Bruxelas tenta adaptar-se à nova realidade. Mas o medo está sempre presente. «Há dias quando se revelou uma longa lista de possíveis membros do Estado Islâmico diziam que só em Bruxelas estariam uns 20 mil. Já viu o que isto é? Se dois matam 100 ou 200 pessoas é fazer as contas…Vamos caminhar para quê? As pessoas começam a dizer que o futuro será isto ficar parecido com Israel: saímos de manhã e não sabemos se voltamos», diz o técnico.

Diogo Fernandes remata a ideia: «Antigamente vivia-se, apenas. Hoje vive-se com medo.»

O futebol serve de escape, para ambos. O treinador conta, de resto, como tem sido a reação dos mais novos a todo este ambiente na cidade: «As crianças não têm noção. No meu plantel 80 por cento são muçulmanos. Sentem-se marginalizados, é o que eu acho. Mas não sabem porquê. Não têm noção de tudo o que está a acontecer.»

E fora de Bruxelas, há segurança?

O Maisfutebol procurou, também, averiguar que efeitos teve o atentado na capital noutras zonas do território do país. Frederic Maciel, antigo avançado do FC Porto B, está, desde o início da época em Mouscron representando o emblema local.

A cidade dista cerca de 100 quilómetros da capital e tenta que o medo não se alastre até às suas fronteiras. Mas há sempre fatores a ter em conta.

«Sinceramente acho que mudou pouco. Vê-se mais polícia nas ruas, mais carros patrulha, também. O clube pediu-nos para evitarmos zonas de multidões. Aeroportos, centros comerciais… Mas, claro, não é uma regra, é um conselho porque temos de seguir com a vida», diz Frederic, que lembra que Mouscron é uma cidade bem mais pequena.

Frederic Maciel

Na rotina do clube, contudo, pouco mudou: «Os treinos mantiveram-se. Não temos jogo este fim de semana, portanto a agenda também é menos preenchida. Quando foram os atentados de Paris tivemos um jogo cancelado, por exemplo.»

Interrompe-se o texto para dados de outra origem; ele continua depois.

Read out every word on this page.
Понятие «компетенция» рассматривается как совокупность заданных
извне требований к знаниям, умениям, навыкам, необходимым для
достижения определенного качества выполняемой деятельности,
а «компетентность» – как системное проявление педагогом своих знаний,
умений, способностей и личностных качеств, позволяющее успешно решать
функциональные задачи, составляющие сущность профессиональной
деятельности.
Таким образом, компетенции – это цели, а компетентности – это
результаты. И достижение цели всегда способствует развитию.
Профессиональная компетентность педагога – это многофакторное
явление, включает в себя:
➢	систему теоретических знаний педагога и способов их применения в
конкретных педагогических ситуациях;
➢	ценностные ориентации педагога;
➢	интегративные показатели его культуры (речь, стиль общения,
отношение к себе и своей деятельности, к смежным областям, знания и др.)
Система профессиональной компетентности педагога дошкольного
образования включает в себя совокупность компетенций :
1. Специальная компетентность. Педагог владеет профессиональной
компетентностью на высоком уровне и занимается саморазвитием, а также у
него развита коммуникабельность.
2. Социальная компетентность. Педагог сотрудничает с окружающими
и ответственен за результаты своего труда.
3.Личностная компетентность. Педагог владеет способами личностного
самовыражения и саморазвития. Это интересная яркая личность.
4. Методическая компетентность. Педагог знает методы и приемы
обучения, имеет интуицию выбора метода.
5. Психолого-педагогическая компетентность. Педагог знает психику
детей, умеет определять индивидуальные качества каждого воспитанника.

O avançado garante que se sente seguro onde está e «para já» não pensa deixar o país. «Aconteceram dois atentados, eu sei, mas nunca se sabe onde eles podem atacar. Já foi em França, agora aqui. Quem garante que voltando a Portugal não acontece lá?», indaga.

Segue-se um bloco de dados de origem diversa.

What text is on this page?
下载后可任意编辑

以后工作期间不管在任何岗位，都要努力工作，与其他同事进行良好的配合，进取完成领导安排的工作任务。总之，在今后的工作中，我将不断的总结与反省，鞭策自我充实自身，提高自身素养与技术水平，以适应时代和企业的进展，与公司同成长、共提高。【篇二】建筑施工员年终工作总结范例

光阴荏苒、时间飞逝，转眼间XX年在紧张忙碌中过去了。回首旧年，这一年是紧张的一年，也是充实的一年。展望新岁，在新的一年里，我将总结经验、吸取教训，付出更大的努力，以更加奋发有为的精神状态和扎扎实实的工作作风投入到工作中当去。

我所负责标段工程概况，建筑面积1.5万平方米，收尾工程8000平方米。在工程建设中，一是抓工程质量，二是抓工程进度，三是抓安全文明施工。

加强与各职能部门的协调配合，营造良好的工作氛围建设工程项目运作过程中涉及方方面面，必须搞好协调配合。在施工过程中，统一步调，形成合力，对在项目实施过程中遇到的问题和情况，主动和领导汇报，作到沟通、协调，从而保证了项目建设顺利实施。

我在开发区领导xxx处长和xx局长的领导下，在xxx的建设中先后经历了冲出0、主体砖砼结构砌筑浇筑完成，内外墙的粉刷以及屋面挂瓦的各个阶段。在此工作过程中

«Ainda não chegou ao ponto de ter mesmo de ir embora. Sinto-me bem e tenho dois anos de contrato. Ainda não discuti o meu futuro com o meu empresário. A época não me correu muito bem, houve lesões e uma troca de treinador que não me beneficiou. Mas qualquer decisão que tome será sempre pelo lado desportivo e não por causa de insegurança», garante.

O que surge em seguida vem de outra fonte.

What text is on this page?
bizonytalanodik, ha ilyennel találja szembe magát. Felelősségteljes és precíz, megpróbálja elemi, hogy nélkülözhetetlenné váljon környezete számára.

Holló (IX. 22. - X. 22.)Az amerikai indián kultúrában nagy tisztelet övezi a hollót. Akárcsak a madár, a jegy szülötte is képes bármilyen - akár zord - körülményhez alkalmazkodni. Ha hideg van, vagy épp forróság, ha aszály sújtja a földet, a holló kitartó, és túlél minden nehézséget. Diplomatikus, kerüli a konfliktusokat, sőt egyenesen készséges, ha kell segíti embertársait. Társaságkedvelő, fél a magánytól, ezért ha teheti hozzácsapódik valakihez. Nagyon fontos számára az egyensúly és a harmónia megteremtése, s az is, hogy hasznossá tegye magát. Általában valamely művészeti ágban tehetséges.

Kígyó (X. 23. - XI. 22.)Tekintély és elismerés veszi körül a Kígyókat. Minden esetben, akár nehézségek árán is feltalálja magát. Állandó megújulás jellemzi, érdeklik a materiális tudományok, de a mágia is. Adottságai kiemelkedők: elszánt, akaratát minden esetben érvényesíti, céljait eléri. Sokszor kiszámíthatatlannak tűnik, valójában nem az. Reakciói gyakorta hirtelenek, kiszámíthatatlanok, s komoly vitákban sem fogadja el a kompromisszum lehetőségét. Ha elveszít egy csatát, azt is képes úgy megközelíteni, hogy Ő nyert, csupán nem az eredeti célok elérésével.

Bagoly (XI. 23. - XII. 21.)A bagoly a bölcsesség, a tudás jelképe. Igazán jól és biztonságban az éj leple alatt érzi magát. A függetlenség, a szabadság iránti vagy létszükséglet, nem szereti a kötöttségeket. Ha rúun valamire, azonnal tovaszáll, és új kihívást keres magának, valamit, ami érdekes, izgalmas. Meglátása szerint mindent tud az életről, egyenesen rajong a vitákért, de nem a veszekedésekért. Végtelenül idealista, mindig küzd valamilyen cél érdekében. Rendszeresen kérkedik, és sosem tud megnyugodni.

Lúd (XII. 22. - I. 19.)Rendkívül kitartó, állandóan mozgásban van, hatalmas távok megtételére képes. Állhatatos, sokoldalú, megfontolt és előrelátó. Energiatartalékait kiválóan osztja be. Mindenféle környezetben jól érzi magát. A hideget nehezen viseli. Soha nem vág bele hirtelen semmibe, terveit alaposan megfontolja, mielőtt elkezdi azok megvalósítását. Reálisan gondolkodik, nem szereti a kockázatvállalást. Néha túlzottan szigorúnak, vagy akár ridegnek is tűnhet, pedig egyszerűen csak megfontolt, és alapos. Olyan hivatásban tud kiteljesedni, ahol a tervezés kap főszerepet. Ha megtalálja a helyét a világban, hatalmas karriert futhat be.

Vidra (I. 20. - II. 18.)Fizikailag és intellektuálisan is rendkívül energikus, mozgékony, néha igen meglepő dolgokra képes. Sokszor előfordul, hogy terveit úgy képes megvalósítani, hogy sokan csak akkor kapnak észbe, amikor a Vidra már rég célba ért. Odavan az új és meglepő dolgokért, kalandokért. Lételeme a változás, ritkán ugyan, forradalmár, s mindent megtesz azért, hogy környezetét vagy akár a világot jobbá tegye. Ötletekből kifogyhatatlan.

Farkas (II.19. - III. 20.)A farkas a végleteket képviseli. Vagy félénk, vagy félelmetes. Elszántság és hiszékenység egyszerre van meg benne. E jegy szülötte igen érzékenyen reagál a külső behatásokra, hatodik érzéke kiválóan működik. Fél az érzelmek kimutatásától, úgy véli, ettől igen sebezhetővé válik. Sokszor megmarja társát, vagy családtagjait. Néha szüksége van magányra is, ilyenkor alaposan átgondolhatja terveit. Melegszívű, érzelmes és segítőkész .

Sobre os atentados de Bruxelas, Frederic dá «graças a Deus» por não ter qualquer familiar ou conhecido envolvido, até porque «ainda há bem pouco tempo» os pais estiveram no aeroporto de Zaventem, quando o foram visitar.

«É sempre chocante, ainda que saiba que para quem perdeu alguém querido é muito mais doloroso. Para nós fica sempre o receio. Isso já não dá para alterar», remata.